Кабул – Нью-Йорк — страница 74 из 153

Когда жильцы фрехенской кельи остались одни, лишь один Пустынник, отмолившись, собрался идти ко сну. Остальным не спалось.

— Он должен умереть. Я перережу ему горло! — мрачно сообщил Черный Саат.

— Я! Я перережу ему горло! — хлопнул широкой ладонью себе по колену Карат.

— Он пришел предупредить нас! — возразил Мухаммед-Профессор и ушел к себе в комнату. Весь вечер он просидел, слушая гостя, и теперь рой противоречивых мыслей терзал его голову. Только Пустынник мог помочь ему в этом деле, но Пустынник лежал, сомкнув веки и губы. Черты его лица в отблеске свечи страшили абсолютной старческой завершенностью.

«Если этот русский случайно именно к нам пришел рассказать о взрывниках, то, значит, сам Аллах послал его с письмом, которое осталось лишь прочитать. Если он — шпион, то разве стал бы так открыто являться к ним? Зачем тогда рассказал про туркмена? Зачем — про свое радио?» — рассуждал Профессор шепотом, в надежде разбудить Пустынника, но тот безмолвствовал.

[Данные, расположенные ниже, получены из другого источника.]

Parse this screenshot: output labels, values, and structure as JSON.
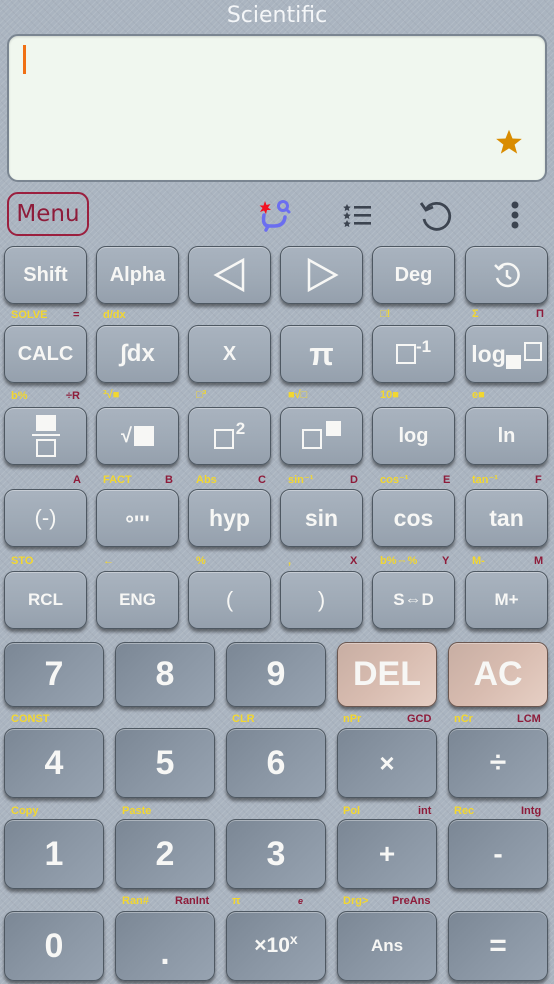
{
  "app": {
    "title": "Scientific"
  },
  "display": {
    "expression": "",
    "favorite_icon": "star-icon",
    "colors": {
      "cursor": "#f07014",
      "star": "#d98c00"
    }
  },
  "toolbar": {
    "menu_label": "Menu",
    "icons": [
      "ai-assistant-icon",
      "list-icon",
      "undo-icon",
      "more-vert-icon"
    ]
  },
  "keys": {
    "row1": [
      "Shift",
      "Alpha",
      "◁",
      "▷",
      "Deg",
      "history"
    ],
    "row1_shift": {
      "k1_y": "SOLVE",
      "k1_r": "=",
      "k2_y": "d/dx",
      "k5_y": "□!",
      "k6_y": "Σ",
      "k6_r": "Π"
    },
    "row2": [
      "CALC",
      "∫dx",
      "X",
      "π",
      "□⁻¹",
      "log□□"
    ],
    "row2_shift": {
      "k1_y": "b%",
      "k1_r": "÷R",
      "k2_y": "³√■",
      "k3_y": "□³",
      "k4_y": "■√□",
      "k5_y": "10■",
      "k6_y": "e■"
    },
    "row3": [
      "fraction",
      "√■",
      "□²",
      "□■",
      "log",
      "ln"
    ],
    "row3_shift": {
      "k1_r": "A",
      "k2_y": "FACT",
      "k2_r": "B",
      "k3_y": "Abs",
      "k3_r": "C",
      "k4_y": "sin⁻¹",
      "k4_r": "D",
      "k5_y": "cos⁻¹",
      "k5_r": "E",
      "k6_y": "tan⁻¹",
      "k6_r": "F"
    },
    "row4": [
      "(-)",
      "°'''",
      "hyp",
      "sin",
      "cos",
      "tan"
    ],
    "row4_shift": {
      "k1_y": "STO",
      "k2_y": "←",
      "k3_y": "%",
      "k4_y": ",",
      "k4_r": "X",
      "k5_y": "b%⇔%",
      "k5_r": "Y",
      "k6_y": "M-",
      "k6_r": "M"
    },
    "row5": [
      "RCL",
      "ENG",
      "(",
      ")",
      "S⇔D",
      "M+"
    ],
    "row6": [
      "7",
      "8",
      "9",
      "DEL",
      "AC"
    ],
    "row6_shift": {
      "k1_y": "CONST",
      "k3_y": "CLR",
      "k4_y": "nPr",
      "k4_r": "GCD",
      "k5_y": "nCr",
      "k5_r": "LCM"
    },
    "row7": [
      "4",
      "5",
      "6",
      "×",
      "÷"
    ],
    "row7_shift": {
      "k1_y": "Copy",
      "k2_y": "Paste",
      "k4_y": "Pol",
      "k4_r": "int",
      "k5_y": "Rec",
      "k5_r": "Intg"
    },
    "row8": [
      "1",
      "2",
      "3",
      "+",
      "-"
    ],
    "row8_shift": {
      "k2_y": "Ran#",
      "k2_r": "RanInt",
      "k3_y": "π",
      "k3_r": "e",
      "k4_y": "Drg>",
      "k4_r": "PreAns"
    },
    "row9": [
      "0",
      ".",
      "×10",
      "Ans",
      "="
    ],
    "row9_sup": "x"
  },
  "colors": {
    "shift_label": "#f2d730",
    "alpha_label": "#8e1c3a",
    "menu_border": "#9b1f3e",
    "key_gray": "#a2adb9",
    "key_num": "#8a96a4",
    "key_red": "#d8bcb0"
  }
}
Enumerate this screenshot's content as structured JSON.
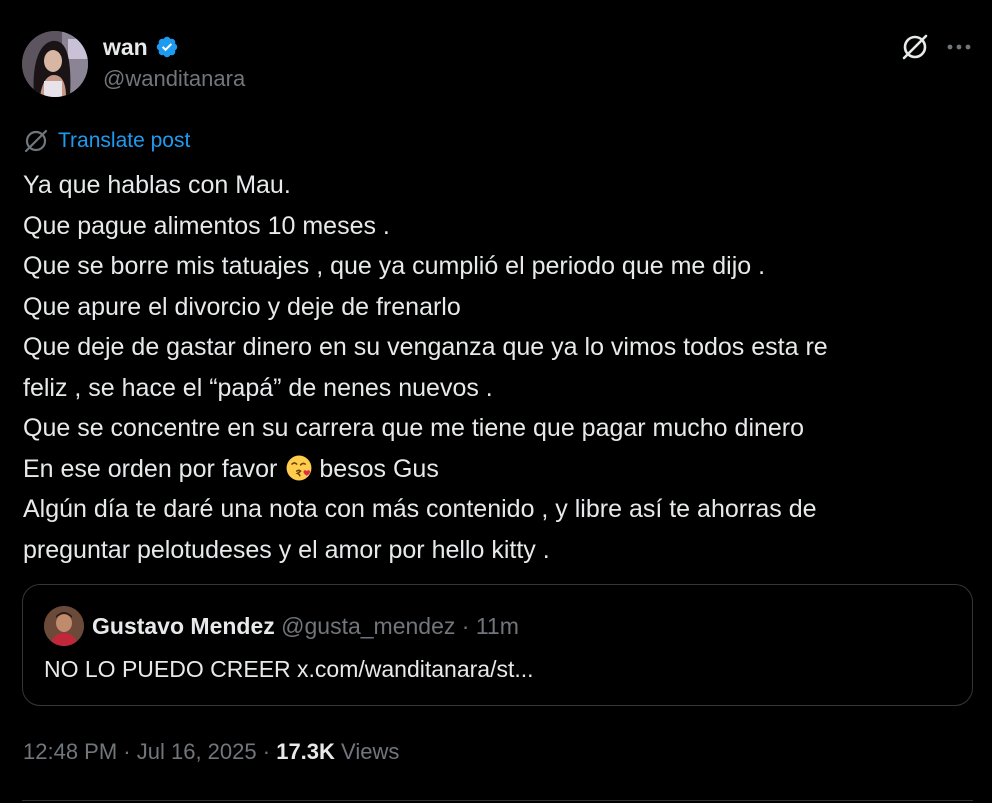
{
  "author": {
    "name": "wan",
    "handle": "@wanditanara",
    "verified": true
  },
  "actions": {
    "grok_icon": "grok-slash-icon",
    "more_icon": "more-dots-icon"
  },
  "translate": {
    "label": "Translate post",
    "icon": "globe-slash-icon"
  },
  "tweet": {
    "lines": [
      "Ya que hablas con Mau.",
      "Que pague alimentos 10 meses .",
      "Que se borre mis tatuajes , que ya cumplió el periodo que me dijo .",
      "Que apure el divorcio y deje de frenarlo",
      "Que deje de gastar dinero en su venganza que ya lo vimos todos esta re",
      "feliz , se hace el “papá” de nenes nuevos .",
      "Que se concentre en su carrera que me tiene que pagar mucho dinero"
    ],
    "line8_before": "En ese orden por favor",
    "line8_after": "besos Gus",
    "emoji": "face-blowing-kiss",
    "lines_end": [
      "Algún día te daré una nota con más contenido , y libre así te ahorras de",
      "preguntar pelotudeses y el amor por hello kitty ."
    ]
  },
  "quote": {
    "name": "Gustavo Mendez",
    "handle": "@gusta_mendez",
    "separator": "·",
    "time": "11m",
    "text": "NO LO PUEDO CREER x.com/wanditanara/st..."
  },
  "meta": {
    "time": "12:48 PM",
    "dot1": "·",
    "date": "Jul 16, 2025",
    "dot2": "·",
    "views_count": "17.3K",
    "views_label": "Views"
  },
  "colors": {
    "background": "#000000",
    "text": "#e7e9ea",
    "secondary": "#71767b",
    "link": "#1d9bf0",
    "verified": "#1d9bf0",
    "border": "#333639"
  }
}
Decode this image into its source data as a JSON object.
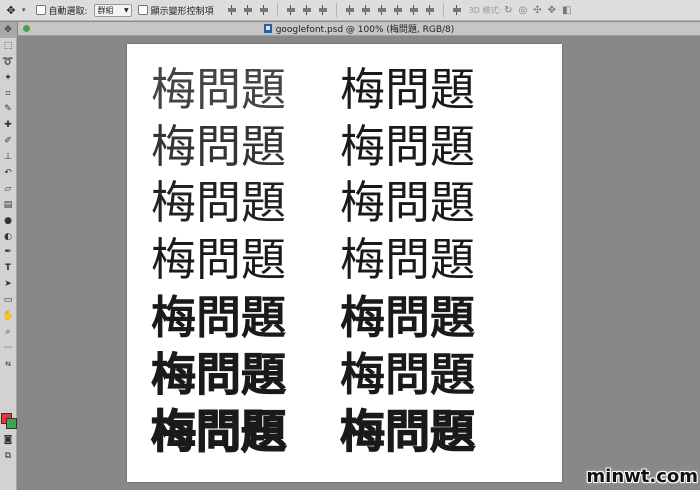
{
  "options_bar": {
    "auto_select_label": "自動選取:",
    "auto_select_value": "群組",
    "show_transform_label": "顯示變形控制項",
    "mode_label": "3D 模式:"
  },
  "document": {
    "tab_title": "googlefont.psd @ 100% (梅問題, RGB/8)"
  },
  "canvas": {
    "sample_text": "梅問題",
    "rows": [
      {
        "left": "梅問題",
        "right": "梅問題"
      },
      {
        "left": "梅問題",
        "right": "梅問題"
      },
      {
        "left": "梅問題",
        "right": "梅問題"
      },
      {
        "left": "梅問題",
        "right": "梅問題"
      },
      {
        "left": "梅問題",
        "right": "梅問題"
      },
      {
        "left": "梅問題",
        "right": "梅問題"
      },
      {
        "left": "梅問題",
        "right": "梅問題"
      }
    ]
  },
  "watermark": "minwt.com",
  "colors": {
    "foreground": "#e03a3a",
    "background": "#3aa84a",
    "workspace": "#888888"
  },
  "icons": {
    "move_tool": "move-icon",
    "marquee_tool": "marquee-icon",
    "lasso_tool": "lasso-icon",
    "magic_wand_tool": "magic-wand-icon",
    "crop_tool": "crop-icon",
    "eyedropper_tool": "eyedropper-icon",
    "healing_tool": "healing-icon",
    "brush_tool": "brush-icon",
    "stamp_tool": "stamp-icon",
    "history_brush_tool": "history-brush-icon",
    "eraser_tool": "eraser-icon",
    "gradient_tool": "gradient-icon",
    "blur_tool": "blur-icon",
    "dodge_tool": "dodge-icon",
    "pen_tool": "pen-icon",
    "type_tool": "type-icon",
    "path_select_tool": "path-select-icon",
    "shape_tool": "rectangle-icon",
    "hand_tool": "hand-icon",
    "zoom_tool": "zoom-icon"
  }
}
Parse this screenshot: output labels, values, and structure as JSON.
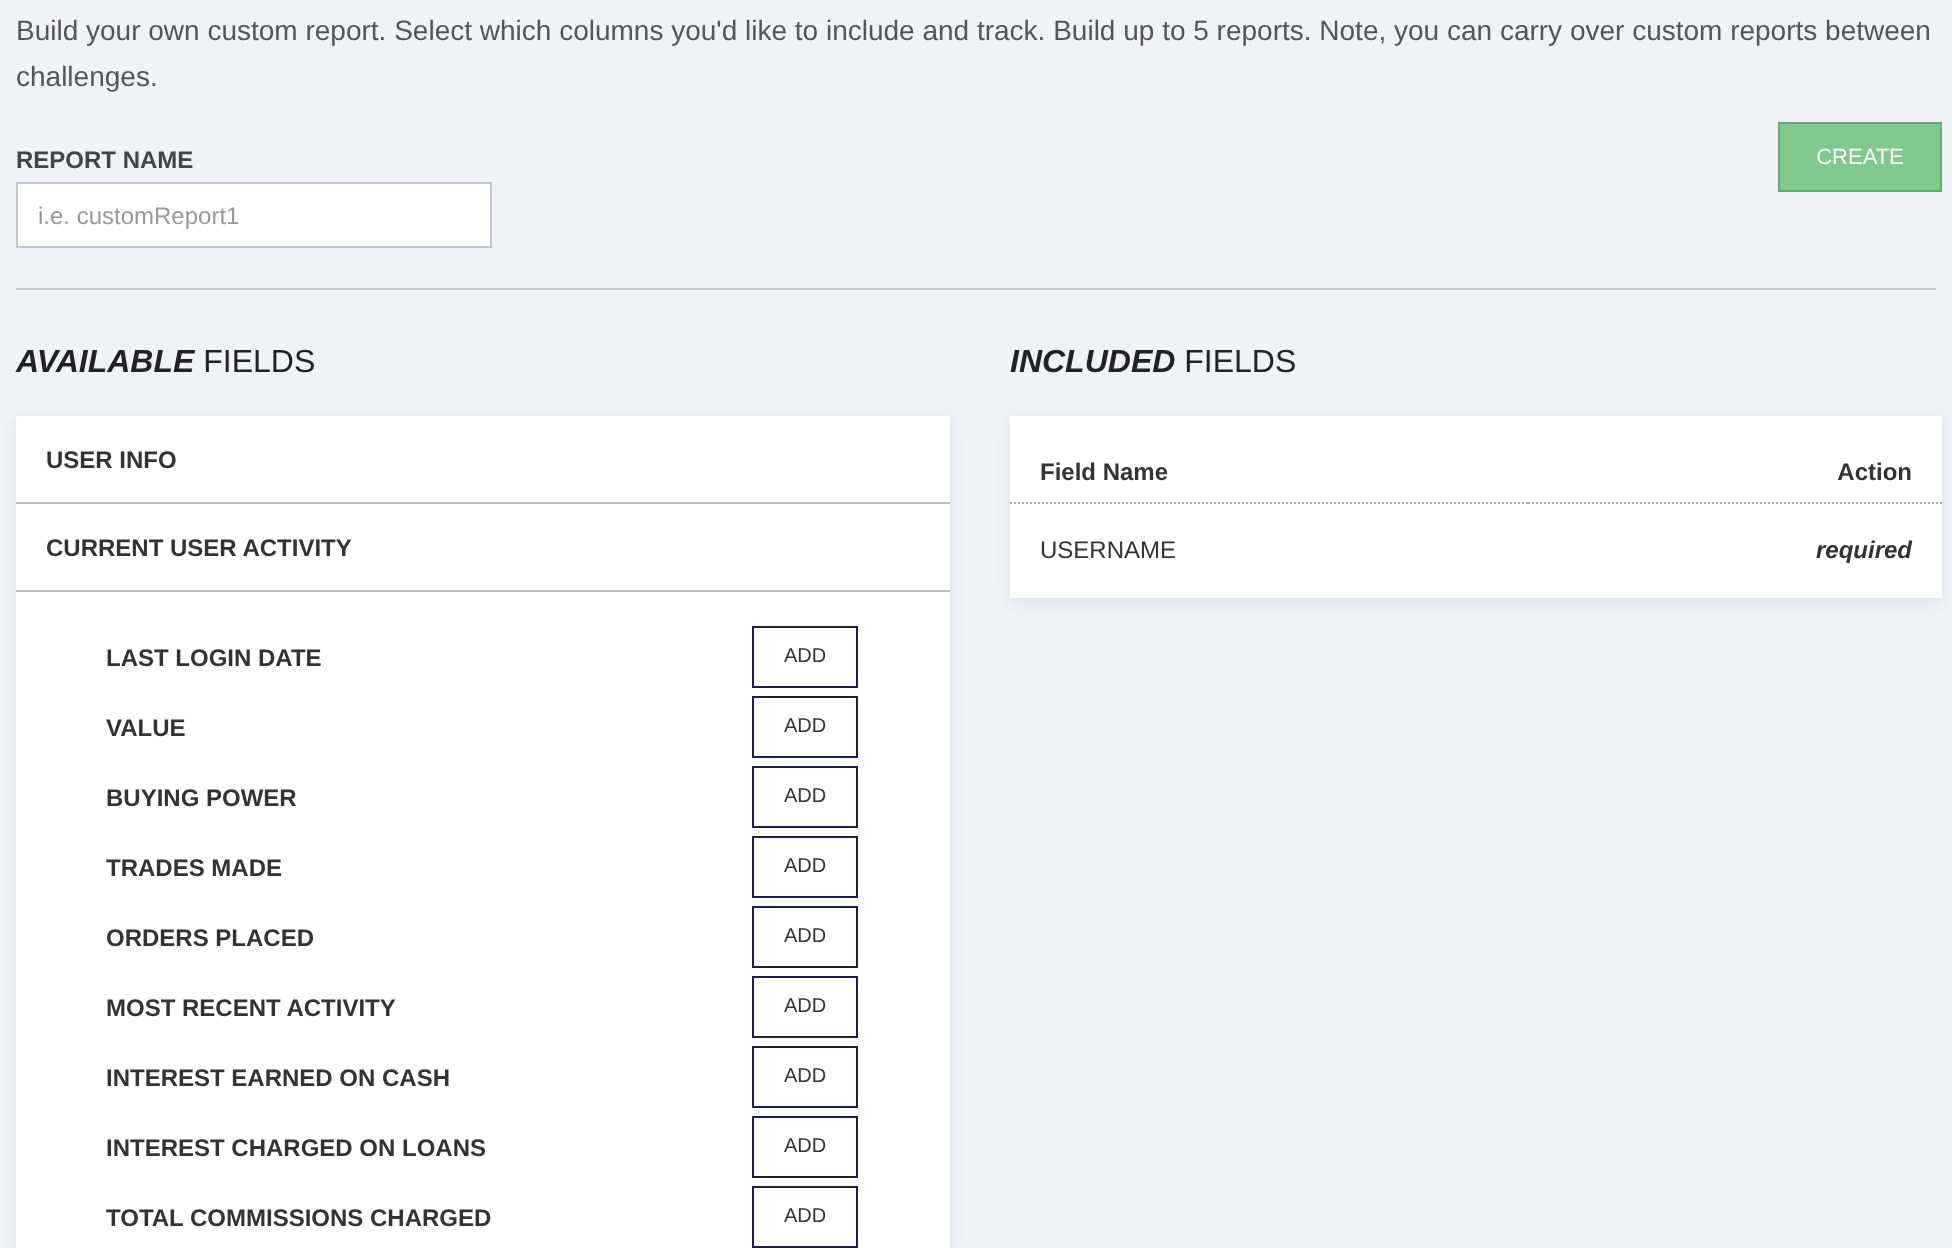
{
  "intro": "Build your own custom report. Select which columns you'd like to include and track. Build up to 5 reports. Note, you can carry over custom reports between challenges.",
  "report_name": {
    "label": "REPORT NAME",
    "placeholder": "i.e. customReport1"
  },
  "create_button": {
    "label": "CREATE",
    "disabled": true
  },
  "available": {
    "heading": "**AVAILABLE** FIELDS",
    "sections": [
      {
        "label": "USER INFO"
      },
      {
        "label": "CURRENT USER ACTIVITY",
        "fields": [
          {
            "name": "LAST LOGIN DATE",
            "button": "ADD"
          },
          {
            "name": "VALUE",
            "button": "ADD"
          },
          {
            "name": "BUYING POWER",
            "button": "ADD"
          },
          {
            "name": "TRADES MADE",
            "button": "ADD"
          },
          {
            "name": "ORDERS PLACED",
            "button": "ADD"
          },
          {
            "name": "MOST RECENT ACTIVITY",
            "button": "ADD"
          },
          {
            "name": "INTEREST EARNED ON CASH",
            "button": "ADD"
          },
          {
            "name": "INTEREST CHARGED ON LOANS",
            "button": "ADD"
          },
          {
            "name": "TOTAL COMMISSIONS CHARGED",
            "button": "ADD"
          }
        ]
      }
    ]
  },
  "included": {
    "heading": "**INCLUDED** FIELDS",
    "columns": [
      "Field Name",
      "Action"
    ],
    "rows": [
      {
        "field": "USERNAME",
        "action": "required"
      }
    ]
  }
}
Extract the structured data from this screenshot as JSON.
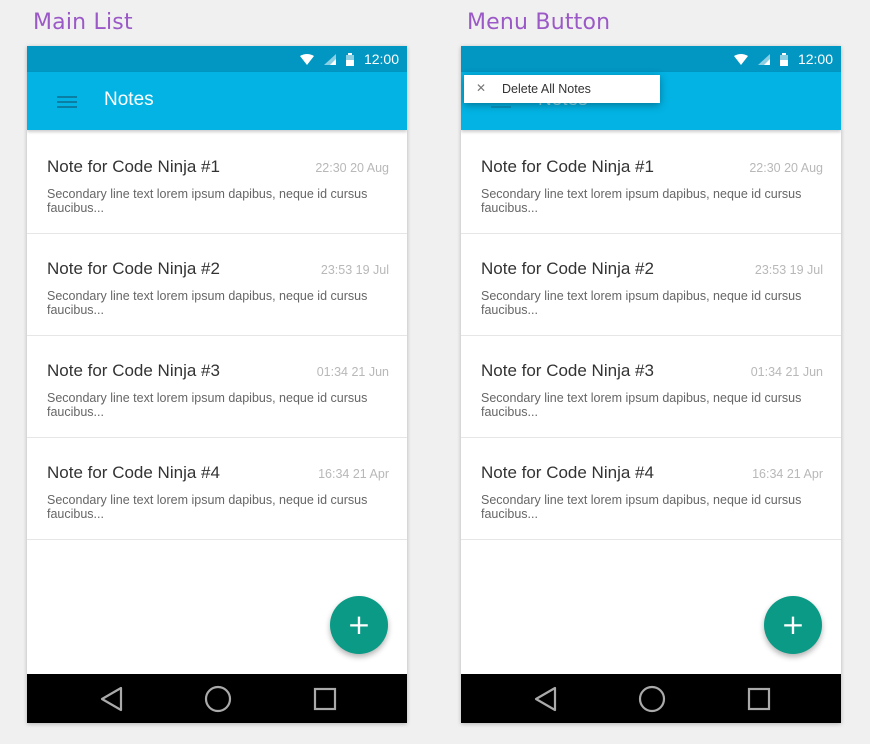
{
  "panels": [
    {
      "title": "Main List"
    },
    {
      "title": "Menu Button"
    }
  ],
  "status_bar": {
    "time": "12:00",
    "icons": [
      "wifi-icon",
      "signal-icon",
      "battery-icon"
    ]
  },
  "app_bar": {
    "title": "Notes",
    "menu_icon": "hamburger-icon"
  },
  "notes": [
    {
      "title": "Note for Code Ninja #1",
      "date": "22:30 20 Aug",
      "body": "Secondary line text lorem ipsum dapibus, neque id cursus faucibus..."
    },
    {
      "title": "Note for Code Ninja #2",
      "date": "23:53 19 Jul",
      "body": "Secondary line text lorem ipsum dapibus, neque id cursus faucibus..."
    },
    {
      "title": "Note for Code Ninja #3",
      "date": "01:34 21 Jun",
      "body": "Secondary line text lorem ipsum dapibus, neque id cursus faucibus..."
    },
    {
      "title": "Note for Code Ninja #4",
      "date": "16:34 21 Apr",
      "body": "Secondary line text lorem ipsum dapibus, neque id cursus faucibus..."
    }
  ],
  "fab": {
    "label": "+",
    "icon": "add-icon"
  },
  "menu": {
    "close_glyph": "✕",
    "item": "Delete All Notes"
  },
  "colors": {
    "status_bar": "#0296c2",
    "app_bar": "#03b3e4",
    "fab": "#0a9a85",
    "title_accent": "#9b59c7"
  }
}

Только Черный Саат мало понял из туманных слов о заветах жизни и смерти. В отличие от Профессора он увидел в них не провидчество, а коварство, ловушку, в которую попался тронувшийся умом Пустынник. Как может не различать опасности Пустынник? Сердце Черного Саата клокотало. Американец, вслед за шурави гвоздящий бомбами его землю, безумный в приверженности идолу земли; немец, ненавистный в знании, как правильно жить — они опасны, но опасны, как опасны медведи в горах или змеи в пустыне. Русский же, сам спасающийся от русского беса бессмысленности что в Кельне, что в Кандагаре, русский, готовый открыть душу и принять туда, в эту пещеру путников, и как плату берущий право назвать тайное словом, — вот кто опасен. Он не тело отнимает. Поселяясь в нем, он крадет тайну мира, принимая ее в себя!

— Что гонит человека, познавшего сладость мира, из дома в пустыню? — тем временем бормотал Профессор. Бывший инженер поймал себя на зависти к Логинову, пожившему в Москве и отвергнувшему сытый веселый город ради миража свободы. А теперь отвергающий в холодном бунте изобильную, мирную, устроенную Германию. Устроенную, как немецкий военный госпиталь в Пешаваре. Мухаммед лежал в таком пятнадцать лет назад и запомнил его, как мечту старости. Что пугает Логинова, человека войны и человека мира, в огромном германском госпитале вселенском? И что есть устроенная жизнь? Если жизнь — это дом, если жизнь — это дом Бога, то что есть фундамент? Инженерный мозг Мухаммеда-Профессора не мог отыскать ответа на эти вопросы. Не хватало, как ему казалось, мелкой отверточки или ключика.

За этот ум, который в Европе назвали бы пытливым, в его родных краях с детства называли его беспокойным. За то и отправили учиться его, а не старшего брата. От греха подальше. Этот ум не давал ему смириться с непониманием — отчего живет в нем убеждение, что Пустынник достроил свой дом? А Черный Саат, достойный брат достойного Джудды, далек от этого. Дальше, чем еврей-портной. Дальше, чем он сам. Отчего?

Надежду на объяснение Профессор связывал только с Пустынником.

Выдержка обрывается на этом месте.